MoD housing receipts keep PSBR on target

The first figures for government borrowing since the Budget indicated that it was on course to meet its target this year. The upturn in the economy should help keep the public finances on an improving trend for the time being, economists said yesterday.

The public sector borrowing requirement (PSBR) was pounds 2.6bn last month, much as the City expected. The Treasury said this was fully in line with the Budget forecast.

It was welcome news for the Government the day after the Organisation for Economic Co-operation and Development had picked out slow progress on cutting borrowing as its only criticism of the Government's policies in an otherwise glowing report.

There were almost no privatisation proceeds to flatter the headline PSBR figure in November. But the first receipts from the sale of Ministry of Defence housing provided a handy pounds 900m. In one of the Budget's presentational wheezes, this sale of assets is being counted as negative departmental spending rather than privatisation receipts.

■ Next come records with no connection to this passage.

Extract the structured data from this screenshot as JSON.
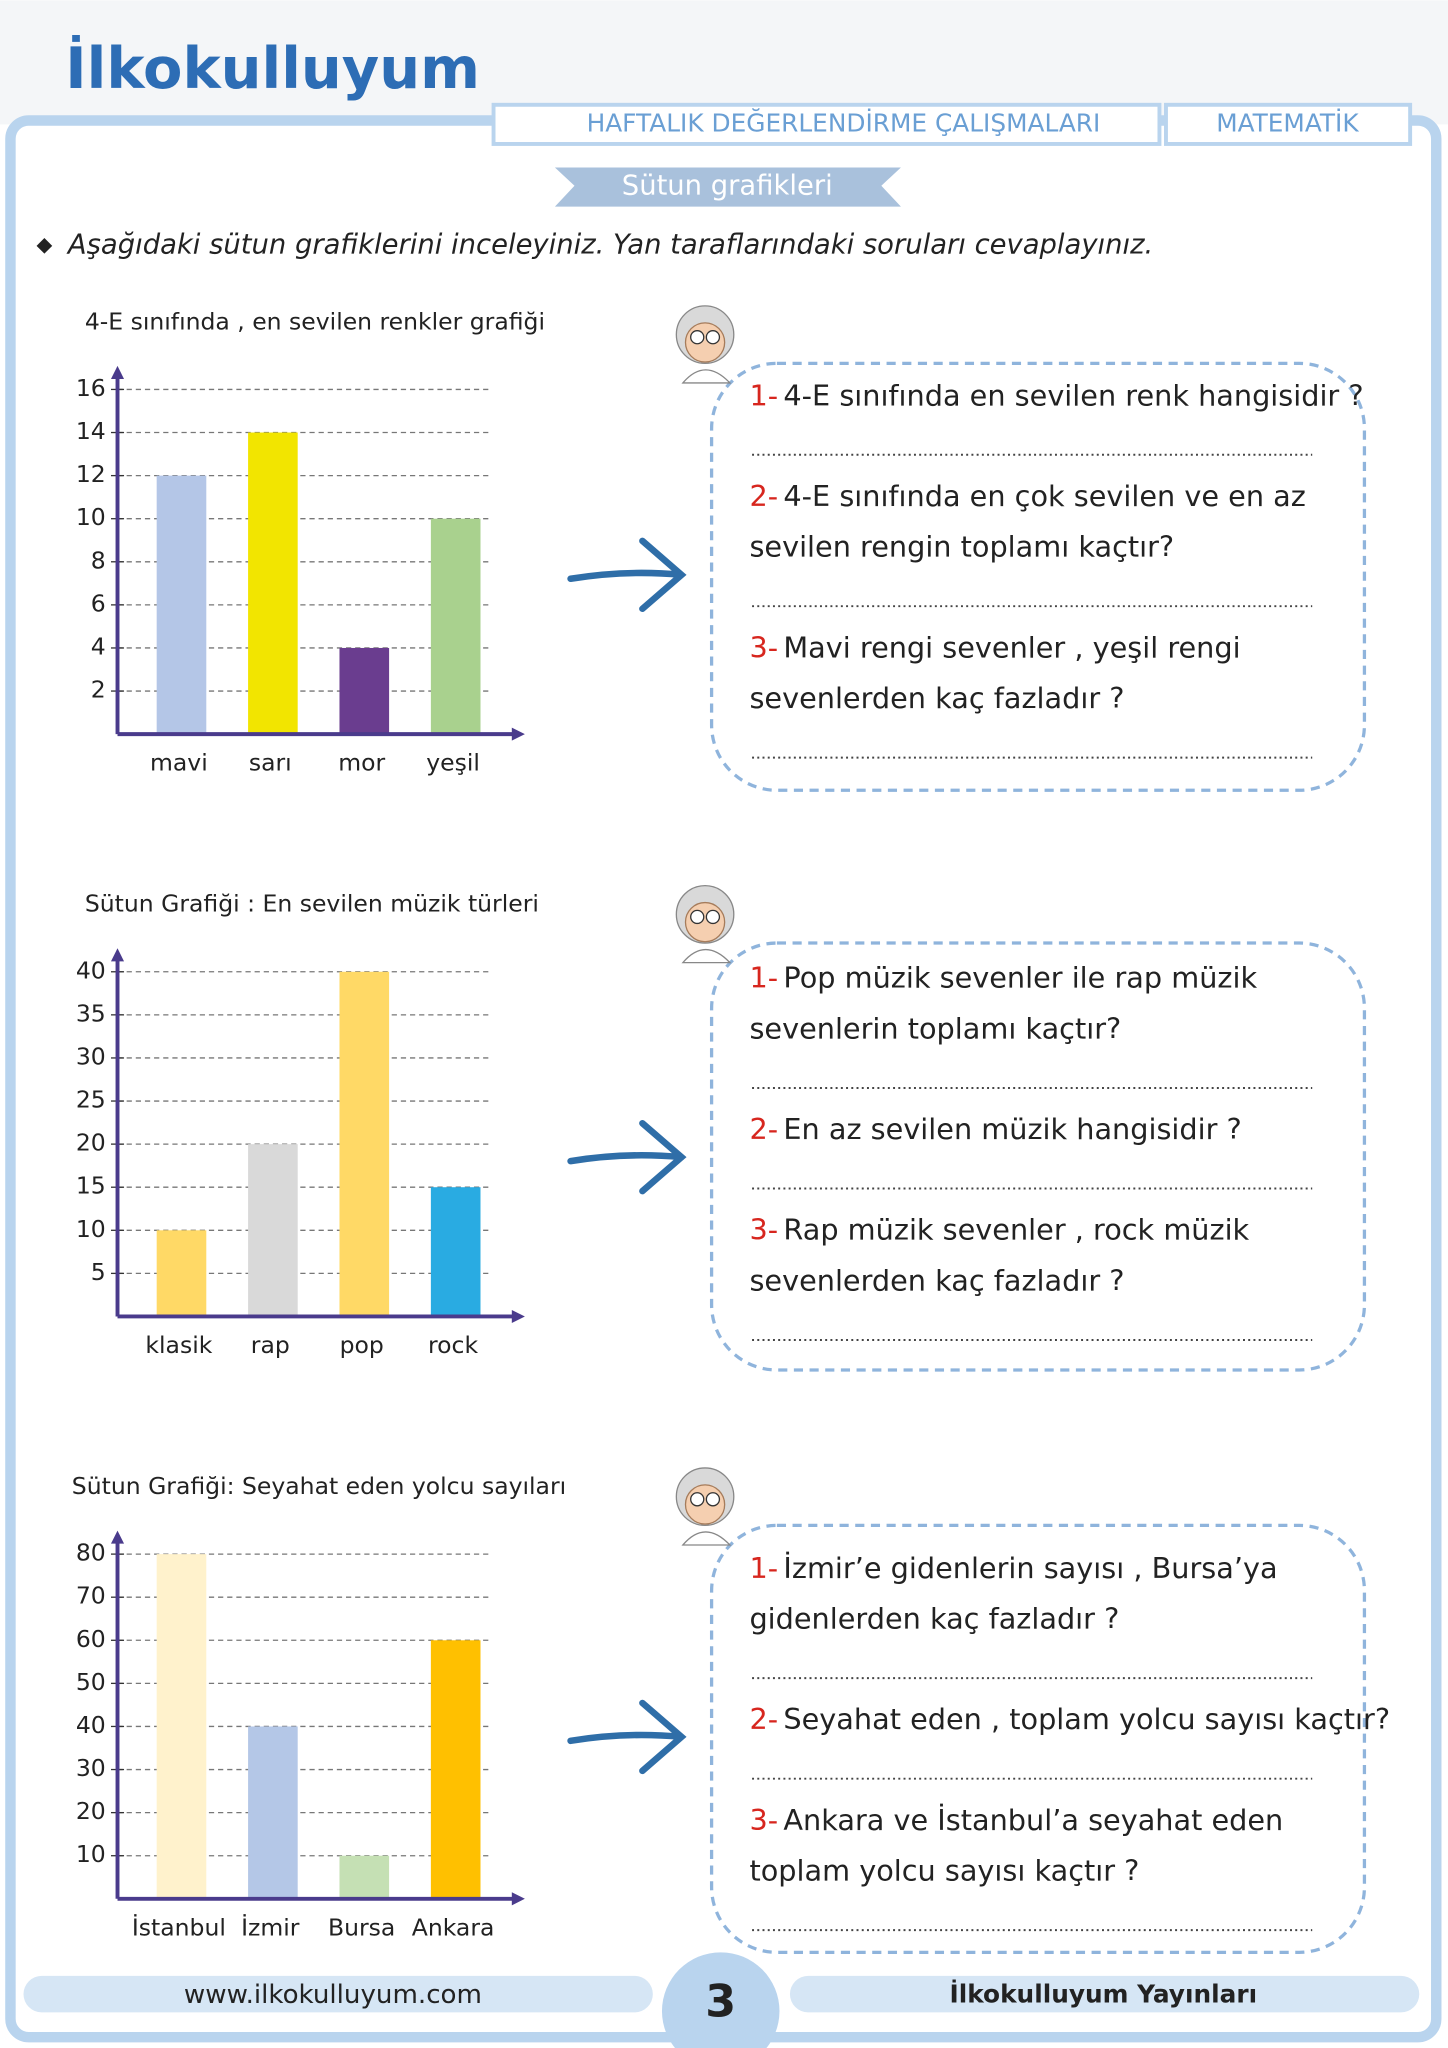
{
  "header": {
    "logo": "İlkokulluyum",
    "banner": "HAFTALIK DEĞERLENDİRME ÇALIŞMALARI",
    "subject": "MATEMATİK",
    "topic": "Sütun grafikleri",
    "instruction": "Aşağıdaki sütun grafiklerini inceleyiniz. Yan taraflarındaki soruları cevaplayınız."
  },
  "chart_data": [
    {
      "type": "bar",
      "title": "4-E sınıfında , en sevilen renkler grafiği",
      "categories": [
        "mavi",
        "sarı",
        "mor",
        "yeşil"
      ],
      "values": [
        12,
        14,
        4,
        10
      ],
      "colors": [
        "#b4c6e7",
        "#f2e500",
        "#6a3d8f",
        "#a9d18e"
      ],
      "ylim": [
        0,
        16
      ],
      "yticks": [
        2,
        4,
        6,
        8,
        10,
        12,
        14,
        16
      ],
      "grid": true
    },
    {
      "type": "bar",
      "title": "Sütun Grafiği : En sevilen müzik türleri",
      "categories": [
        "klasik",
        "rap",
        "pop",
        "rock"
      ],
      "values": [
        10,
        20,
        40,
        15
      ],
      "colors": [
        "#ffd966",
        "#d9d9d9",
        "#ffd966",
        "#29abe2"
      ],
      "ylim": [
        0,
        40
      ],
      "yticks": [
        5,
        10,
        15,
        20,
        25,
        30,
        35,
        40
      ],
      "grid": true
    },
    {
      "type": "bar",
      "title": "Sütun Grafiği: Seyahat eden yolcu sayıları",
      "categories": [
        "İstanbul",
        "İzmir",
        "Bursa",
        "Ankara"
      ],
      "values": [
        80,
        40,
        10,
        60
      ],
      "colors": [
        "#fff2cc",
        "#b4c7e7",
        "#c5e0b4",
        "#ffc000"
      ],
      "ylim": [
        0,
        80
      ],
      "yticks": [
        10,
        20,
        30,
        40,
        50,
        60,
        70,
        80
      ],
      "grid": true
    }
  ],
  "questions": [
    {
      "items": [
        {
          "number": "1-",
          "lines": [
            "4-E sınıfında en sevilen renk hangisidir ?"
          ]
        },
        {
          "number": "2-",
          "lines": [
            "4-E sınıfında en çok sevilen ve en az",
            "sevilen rengin toplamı kaçtır?"
          ]
        },
        {
          "number": "3-",
          "lines": [
            "Mavi rengi sevenler , yeşil rengi",
            "sevenlerden kaç fazladır ?"
          ]
        }
      ]
    },
    {
      "items": [
        {
          "number": "1-",
          "lines": [
            "Pop müzik sevenler ile rap müzik",
            "sevenlerin toplamı kaçtır?"
          ]
        },
        {
          "number": "2-",
          "lines": [
            "En az sevilen müzik hangisidir ?"
          ]
        },
        {
          "number": "3-",
          "lines": [
            "Rap müzik sevenler , rock müzik",
            "sevenlerden kaç fazladır ?"
          ]
        }
      ]
    },
    {
      "items": [
        {
          "number": "1-",
          "lines": [
            "İzmir’e gidenlerin sayısı , Bursa’ya",
            "gidenlerden kaç fazladır ?"
          ]
        },
        {
          "number": "2-",
          "lines": [
            "Seyahat eden , toplam yolcu sayısı kaçtır?"
          ]
        },
        {
          "number": "3-",
          "lines": [
            "Ankara ve İstanbul’a seyahat eden",
            "toplam yolcu sayısı kaçtır ?"
          ]
        }
      ]
    }
  ],
  "footer": {
    "website": "www.ilkokulluyum.com",
    "page": "3",
    "publisher": "İlkokulluyum Yayınları"
  }
}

Last month's figure brought the PSBR so far this financial year to pounds 13.9bn, just over pounds 1bn better than at the same stage last financial year. The MoD housing sale therefore accounts for most of the year-on-year improvement.

Nevertheless, the City reaction was favourable. "The PSBR is on track this year," said Kevin Darlington at brokers Hoare Govett, although he added that the improvement was due entirely to the economy's cyclical pick-up and that targets for future years would not be met.

Others were more optimistic. "The underlying trends seem fairly healthy," said Ciarn Barr at Deutsche Morgan Grenfell.

Tax receipts as a whole grew 7 per cent year on year, a little better than the Treasury's forecast. Income tax and corporation tax revenues fell during the month after a surge in October. But the only real disappointment was VAT revenues, which at pounds 3.7bn were pounds 295m below their level the previous November despite the strong growth in consumer spending.

The cumulative departmental spending for April to November was 3.5 per cent higher than at the same stage last financial year. This is ahead of the planned 2.25 per cent growth, although the traditional end-year spending surge is unlikely to be as pronounced this year as last.